Things between Seok-chul and Tae-hoon come to a head very quickly, thanks to Sang-yeol’s nefarious scheming. When Chairman Kim ends up in a coma due to refusing surgery on his brain, Sang-yeol immediately starts to take control of the gang. His first move is to grab Seok-chul so he can mete out gangland justice for daring to leave the gang. The gang intercepts him as he’s on his way to meet Mi-young. With Seok-chul roughed up and trussed up, Sang-yeol commandeers his phone and sends a text to Tae-hoon. Pretending to be Seok-chul, he asks Tae-hoon out for a meal. The trap has been set, and Sang-yeol is determined that tonight is the night Tae-hoon dies.
It’s a testament to Park Hoon’s acting that I even care at all about Tae-hoon, and it’s only in this penultimate week that we see more of the layered character Tae-hoon could have been. When Tae-hoon gets the text, it immediately puts him in a good mood. He tells his boys he has dinner plans with Seok-chul, and Bok-chun and Cheon-ho both get a little spending money just so they can treat themselves to something nice.

At the restaurant, Tae-hoon quickly realizes he’s fallen into a trap–one that he thinks was set by Seok-chul. He’s outnumbered, but just as things start to look really bleak, Bok-chun and Cheon-ho pull up with backup. They’d been worried and dropped by just in case. That caution ends up saving Tae-hoon, and they all escape mostly unscathed.
Seok-chul manages to escape Gang HQ, thanks to the loyal softie, Heung-man. Seok-chul races to Jin-ho’s farm to get Mi-young, and he now has both his former gang AND Tae-hoon’s gang after him.
Mi-young is mostly concerned about the state of Seok-chul, but Jin-ho realizes just how dangerous things are. Seok-chul takes off to lead Tae-hoon’s gang away from the farm, and Jin-ho makes sure that Mi-young gets to the bus station safely. It’s at this point that the story converges with the start of the first episode. Seok-chul continues his long, hurried escape (literally and figuratively) from the gangland life he’s known for so long.
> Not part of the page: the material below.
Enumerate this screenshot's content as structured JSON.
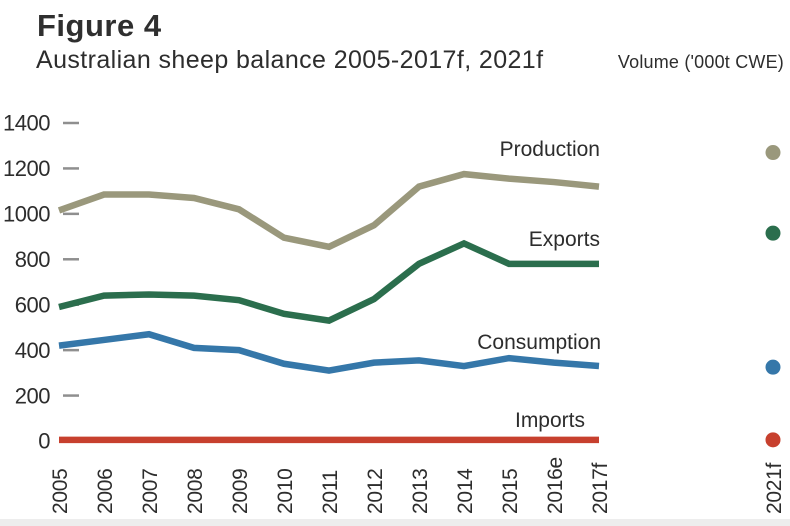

He makes it in time to catch the last bus with Mi-young, but as he’s about to board, someone rushes up and stabs him in the stomach. This time though, we see that Seok-chul recognized the person who stabbed him. It’s the same high school boy who had been desperate to join the gang, but Seok-chul had turned away over and over. The boy wanted to make something of himself by being part of the gang, but Seok-chul had warned him that nothing good could come of it.
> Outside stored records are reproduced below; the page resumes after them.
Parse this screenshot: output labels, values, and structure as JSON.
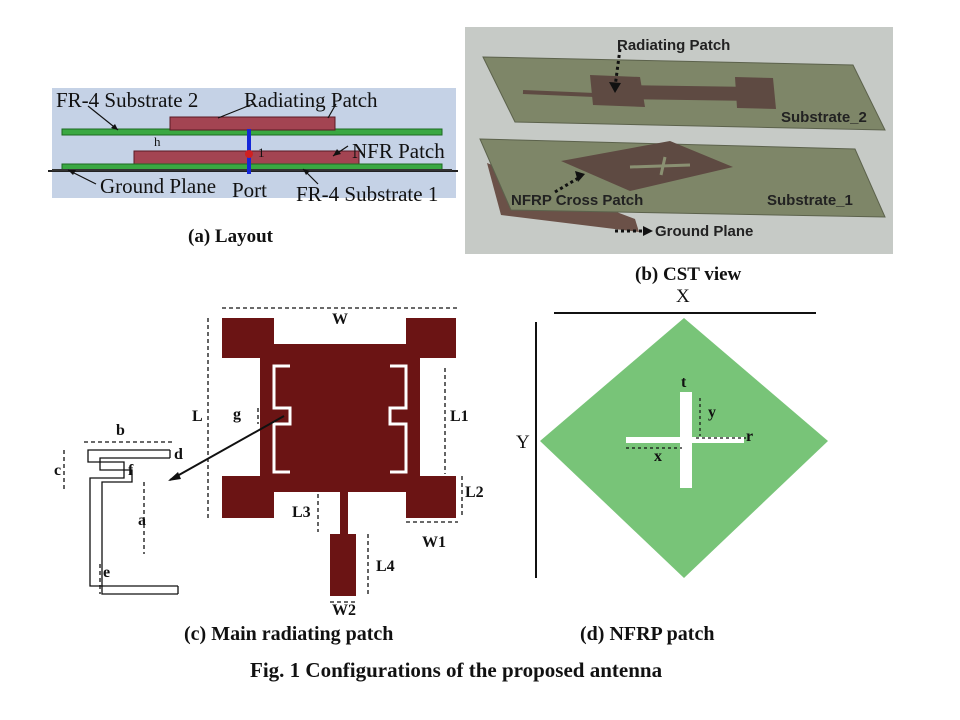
{
  "panel_a": {
    "caption": "(a) Layout",
    "labels": {
      "substrate2": "FR-4 Substrate 2",
      "radiating_patch": "Radiating Patch",
      "h": "h",
      "nfr_patch": "NFR Patch",
      "ground_plane": "Ground Plane",
      "port": "Port",
      "substrate1": "FR-4 Substrate 1"
    },
    "colors": {
      "background": "#c5d2e6",
      "substrate": "#3aa842",
      "patch": "#a34452",
      "feed": "#1426d8"
    }
  },
  "panel_b": {
    "caption": "(b) CST view",
    "labels": {
      "radiating_patch": "Radiating Patch",
      "substrate2": "Substrate_2",
      "nfrp_cross_patch": "NFRP Cross Patch",
      "substrate1": "Substrate_1",
      "ground_plane": "Ground Plane"
    },
    "colors": {
      "background": "#c6cac6",
      "substrate": "#7e8668",
      "patch": "#5e4a42"
    }
  },
  "panel_c": {
    "caption": "(c) Main radiating patch",
    "dimensions": [
      "W",
      "L",
      "L1",
      "g",
      "L2",
      "L3",
      "W1",
      "L4",
      "W2",
      "b",
      "d",
      "c",
      "f",
      "a",
      "e"
    ],
    "colors": {
      "patch": "#6b1414"
    }
  },
  "panel_d": {
    "caption": "(d) NFRP patch",
    "dimensions": [
      "X",
      "Y",
      "t",
      "y",
      "r",
      "x"
    ],
    "colors": {
      "patch": "#78c478"
    }
  },
  "figure_caption": "Fig. 1 Configurations of the proposed antenna"
}
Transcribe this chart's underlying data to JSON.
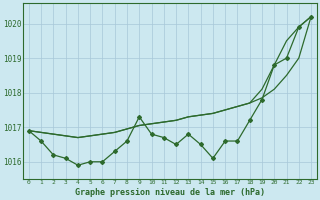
{
  "xlabel": "Graphe pression niveau de la mer (hPa)",
  "x": [
    0,
    1,
    2,
    3,
    4,
    5,
    6,
    7,
    8,
    9,
    10,
    11,
    12,
    13,
    14,
    15,
    16,
    17,
    18,
    19,
    20,
    21,
    22,
    23
  ],
  "line_zigzag": [
    1016.9,
    1016.6,
    1016.2,
    1016.1,
    1015.9,
    1016.0,
    1016.0,
    1016.3,
    1016.6,
    1017.3,
    1016.8,
    1016.7,
    1016.5,
    1016.8,
    1016.5,
    1016.1,
    1016.6,
    1016.6,
    1017.2,
    1017.8,
    1018.8,
    1019.0,
    1019.9,
    1020.2
  ],
  "line_trend1": [
    1016.9,
    1016.85,
    1016.8,
    1016.75,
    1016.7,
    1016.75,
    1016.8,
    1016.85,
    1016.95,
    1017.05,
    1017.1,
    1017.15,
    1017.2,
    1017.3,
    1017.35,
    1017.4,
    1017.5,
    1017.6,
    1017.7,
    1017.85,
    1018.1,
    1018.5,
    1019.0,
    1020.2
  ],
  "line_trend2": [
    1016.9,
    1016.85,
    1016.8,
    1016.75,
    1016.7,
    1016.75,
    1016.8,
    1016.85,
    1016.95,
    1017.05,
    1017.1,
    1017.15,
    1017.2,
    1017.3,
    1017.35,
    1017.4,
    1017.5,
    1017.6,
    1017.7,
    1018.1,
    1018.8,
    1019.5,
    1019.9,
    1020.2
  ],
  "bg_color": "#cce8f0",
  "line_color": "#2d6a2d",
  "marker_color": "#2d6a2d",
  "grid_color": "#a8c8d8",
  "ylim": [
    1015.5,
    1020.6
  ],
  "yticks": [
    1016,
    1017,
    1018,
    1019,
    1020
  ],
  "xticks": [
    0,
    1,
    2,
    3,
    4,
    5,
    6,
    7,
    8,
    9,
    10,
    11,
    12,
    13,
    14,
    15,
    16,
    17,
    18,
    19,
    20,
    21,
    22,
    23
  ]
}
Seok-chul falls into a coma, but when he wakes up to see Mi-young by his side. He feigns ignorance of who his attacker could be when asked by Byung-soo and Sang-yeol.
The chairman is still out of action, but it’s Tae-hoon whose situation is most precarious now. Everyone knows about Tae-hoon’s attack on Chairman Kim’s turf, so they all assume that Tae-hoon was behind Seok-chul’s stabbing as well. It’s a terrible hit to Tae-hoon’s reputation, and a fellow gang boss advises Tae-hoon to take care of the matter by finding the culprit or having one of his underlings take the blame. Even Mi-young is convinced that Tae-hoon is the culprit. She calls him and asks to meet. (Please don’t do anything dangerous!)

The family largely took a backseat this week, and I can’t say I minded too much. To the surprise of no one, Seok-hee pulled her money out of the bank to help pay off the family debt (a.k.a Seok-kyung’s debt). In a twist of fate and bad timing, Ki-hong chose the same moment to put on his big boy pants, tell off the hospital director, and put in a leave of absence so that he could join Seok-hee abroad. He says they should still go together, but Seok-hee can’t see how.
Dad is full of regret at how his decisions and actions have hurt his children. Better late than never, and he’s now determined to do right by them all going forward. Seok-kyung seems to finally be leading a more responsible life, minus a little lottery purchase ticket. Seok-hee ultimately ends up with the lottery ticket (she “bought” the ticket in exchange for lending Seok-kyung her money) and I hope there’s a deus ex machina moment that lets her win and go abroad to chase her dreams.